Unemployment is a crisis for individuals and households, particularly in light of high levels of personal debt accumulated over the housing boom. But high unemployment also places a major burden on the public finances. For every person made unemployed, the Exchequer loses at least €20,000 a year in social welfare payments and tax forgone. Over half of the Government's €2 billion worth of cuts and levies in January was immediately absorbed by the €1.2 billion cost of 63,000 additional people on the live register in January and February alone.

As long as people are losing their jobs, the Government will have to keep cutting expenditure to pay for them, which in turn depresses the economy. This is why getting people back to work is the cornerstone of Labour's strategy for economic recovery.
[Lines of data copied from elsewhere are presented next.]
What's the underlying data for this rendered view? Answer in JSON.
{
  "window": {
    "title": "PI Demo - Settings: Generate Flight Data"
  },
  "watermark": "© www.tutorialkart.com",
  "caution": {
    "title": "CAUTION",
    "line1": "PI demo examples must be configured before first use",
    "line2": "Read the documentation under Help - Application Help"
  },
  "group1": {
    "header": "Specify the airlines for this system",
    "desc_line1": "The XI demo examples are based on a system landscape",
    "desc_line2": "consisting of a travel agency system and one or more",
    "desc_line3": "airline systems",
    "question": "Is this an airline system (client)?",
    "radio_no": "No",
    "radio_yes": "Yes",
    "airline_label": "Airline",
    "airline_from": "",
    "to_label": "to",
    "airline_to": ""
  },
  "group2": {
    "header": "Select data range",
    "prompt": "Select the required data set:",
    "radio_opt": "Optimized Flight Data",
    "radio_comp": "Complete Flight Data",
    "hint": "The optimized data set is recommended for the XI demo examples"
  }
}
Labour's jobs strategy is two-pronged: stimulate job creation in the short term, and create the conditions for new, sustainable job creation in the medium to long-term by up-skilling our workforce.

We cannot afford to be blinkered by our current economic difficulties. Investing now in the skills of those who find themselves unemployed, or under-employed, is an investment in the longer term health of our economy. We need to position ourselves to take advantage of the global upswing, and subsequent growth in the trend for skilled, knowledge-intensive jobs. If we don't, we could find ourselves lagging behind for years to come.

The ten ideas in this document are creative responses to the unemployment crisis we face now, and the need to be ready for the employment opportunities that will come with a global recovery. Many of our proposals pay for themselves, and cost less per person than the €20,000 annual cost of unemployment.

The extra costs associated with our ideas have been accounted for in The Labour Party's priorities for the 2009 Emergency Budget. Ours is a plan for economic recovery, not panic measures. For economic recovery to be sustainable, we need to invest in our most valuable natural resource: a skilled population.